Communication Takes 3 Parts

It takes 3 parts - you, me and the medium.

I was having a tense conversation with a co-worker via e-mail where I was asking him to follow up on something and he was implying I should be responsible. I'd never met him before, but he had the same name as someone I had worked with at Disney World. So I asked at the bottom of my reply to his latest terse message, "Did you ever live in Orlando? You have the same name as someone I worked with at Disney World." And the response came back, "No... were you Mickey Mouse?"

My perspective: Is he implying I do a Mickey Mouse job here?

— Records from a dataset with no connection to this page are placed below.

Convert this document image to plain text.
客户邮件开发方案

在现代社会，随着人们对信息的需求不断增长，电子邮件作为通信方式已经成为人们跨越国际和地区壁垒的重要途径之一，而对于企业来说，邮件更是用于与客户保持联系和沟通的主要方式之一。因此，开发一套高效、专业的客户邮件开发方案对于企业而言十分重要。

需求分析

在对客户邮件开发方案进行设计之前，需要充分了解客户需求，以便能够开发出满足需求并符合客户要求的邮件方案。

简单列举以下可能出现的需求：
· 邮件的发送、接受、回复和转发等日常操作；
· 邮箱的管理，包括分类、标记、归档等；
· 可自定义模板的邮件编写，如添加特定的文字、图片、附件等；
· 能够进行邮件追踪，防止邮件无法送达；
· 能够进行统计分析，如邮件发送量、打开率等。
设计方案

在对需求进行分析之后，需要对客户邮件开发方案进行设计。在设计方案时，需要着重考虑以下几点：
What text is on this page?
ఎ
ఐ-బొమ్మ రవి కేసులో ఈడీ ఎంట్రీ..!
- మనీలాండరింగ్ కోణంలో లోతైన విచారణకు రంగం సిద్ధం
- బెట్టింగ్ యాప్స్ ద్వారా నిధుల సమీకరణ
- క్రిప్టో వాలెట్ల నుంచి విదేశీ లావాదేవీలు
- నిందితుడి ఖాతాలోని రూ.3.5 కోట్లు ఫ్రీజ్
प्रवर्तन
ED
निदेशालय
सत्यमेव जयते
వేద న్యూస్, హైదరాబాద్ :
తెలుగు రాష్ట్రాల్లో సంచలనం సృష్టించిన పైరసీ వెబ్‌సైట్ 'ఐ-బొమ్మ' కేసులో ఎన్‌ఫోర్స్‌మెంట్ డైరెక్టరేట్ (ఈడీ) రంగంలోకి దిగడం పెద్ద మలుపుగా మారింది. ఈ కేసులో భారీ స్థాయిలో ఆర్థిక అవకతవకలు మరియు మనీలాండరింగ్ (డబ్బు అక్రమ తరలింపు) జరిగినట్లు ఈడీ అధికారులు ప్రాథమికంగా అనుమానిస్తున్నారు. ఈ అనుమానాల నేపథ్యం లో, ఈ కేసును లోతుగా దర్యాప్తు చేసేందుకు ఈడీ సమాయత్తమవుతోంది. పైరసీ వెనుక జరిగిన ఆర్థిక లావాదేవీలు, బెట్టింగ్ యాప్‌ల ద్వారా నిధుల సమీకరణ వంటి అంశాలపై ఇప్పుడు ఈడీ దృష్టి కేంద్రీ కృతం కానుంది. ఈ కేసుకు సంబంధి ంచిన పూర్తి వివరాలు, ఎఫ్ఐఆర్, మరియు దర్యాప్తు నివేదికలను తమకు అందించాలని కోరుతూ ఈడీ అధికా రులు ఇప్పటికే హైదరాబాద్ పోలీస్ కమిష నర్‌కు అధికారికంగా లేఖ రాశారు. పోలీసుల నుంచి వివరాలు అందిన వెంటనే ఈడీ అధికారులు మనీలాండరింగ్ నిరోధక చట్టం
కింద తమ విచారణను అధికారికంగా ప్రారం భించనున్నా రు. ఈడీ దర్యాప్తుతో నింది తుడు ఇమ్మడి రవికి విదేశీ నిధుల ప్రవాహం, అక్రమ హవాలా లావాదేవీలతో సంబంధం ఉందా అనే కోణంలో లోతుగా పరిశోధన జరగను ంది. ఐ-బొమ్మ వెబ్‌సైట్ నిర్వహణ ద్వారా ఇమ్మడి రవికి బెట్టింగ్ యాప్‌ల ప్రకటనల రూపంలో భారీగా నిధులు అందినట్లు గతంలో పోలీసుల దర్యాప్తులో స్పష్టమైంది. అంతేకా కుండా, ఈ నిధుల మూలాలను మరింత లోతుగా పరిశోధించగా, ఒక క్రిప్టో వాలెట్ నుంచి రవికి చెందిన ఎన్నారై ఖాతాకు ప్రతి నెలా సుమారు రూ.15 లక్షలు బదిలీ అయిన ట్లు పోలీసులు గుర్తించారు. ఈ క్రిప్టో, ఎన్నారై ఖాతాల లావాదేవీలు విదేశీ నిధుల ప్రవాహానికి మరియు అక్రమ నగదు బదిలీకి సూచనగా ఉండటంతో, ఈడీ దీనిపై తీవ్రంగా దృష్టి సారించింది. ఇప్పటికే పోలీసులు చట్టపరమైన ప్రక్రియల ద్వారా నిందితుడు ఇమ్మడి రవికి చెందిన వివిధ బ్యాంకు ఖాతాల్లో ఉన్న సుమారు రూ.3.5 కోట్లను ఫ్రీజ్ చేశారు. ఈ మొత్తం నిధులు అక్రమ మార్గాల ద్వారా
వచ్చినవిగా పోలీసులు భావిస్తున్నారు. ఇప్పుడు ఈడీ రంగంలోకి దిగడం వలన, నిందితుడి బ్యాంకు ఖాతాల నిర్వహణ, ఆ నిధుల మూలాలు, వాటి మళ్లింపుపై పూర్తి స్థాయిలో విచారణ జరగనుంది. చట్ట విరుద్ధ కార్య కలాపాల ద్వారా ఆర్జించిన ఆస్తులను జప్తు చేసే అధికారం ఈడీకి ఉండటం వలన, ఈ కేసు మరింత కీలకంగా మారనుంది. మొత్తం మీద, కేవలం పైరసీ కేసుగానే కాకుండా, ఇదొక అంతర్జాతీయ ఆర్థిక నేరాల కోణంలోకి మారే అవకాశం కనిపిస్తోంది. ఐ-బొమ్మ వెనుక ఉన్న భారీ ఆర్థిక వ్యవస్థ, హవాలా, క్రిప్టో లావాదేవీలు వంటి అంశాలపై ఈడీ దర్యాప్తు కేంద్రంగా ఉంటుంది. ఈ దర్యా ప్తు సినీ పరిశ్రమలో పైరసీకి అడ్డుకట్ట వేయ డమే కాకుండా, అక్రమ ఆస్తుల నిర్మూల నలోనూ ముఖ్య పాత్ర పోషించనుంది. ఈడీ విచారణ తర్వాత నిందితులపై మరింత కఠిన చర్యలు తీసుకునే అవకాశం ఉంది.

His perspective: - truly, I don't know. Lighthearted humor? A "zing"? Do I zing back? At least he didn't call me Goofy.

I let it go.

My wife and I have this type of conversation all the time. Not really that she calls me Goofy, which at times would be deserved, but she's coming from a completely different perspective than me. And this is face-to-face where the medium leaves less room for guessing - although tone of voice, posture, eye contact, etc. can still be mis-interpreted. We've finally realized that at times we need to define our position or explain our tone and manner when we make a statement. "I'm raising my voice because I'm frustrated that the air conditioner isn't working, not because I'm mad at you!" clarifying that I was not blaming her for turning on the dryer while the dishwasher and 3 air conditioners were running - truly, I could have just as easily done that. But I was still yelling in her direction if not "at her," and she would naturally become defensive. Who wouldn't? My explanation didn't justify the yelling, just explained it. And by vocalizing that I realized what I was doing, and that self-realization also helped me to quickly calm down. In the past this would have escalated to... well, I'm sure you can imagine.

One other tip learned the hard way: Sarcasm rarely travels well over IM.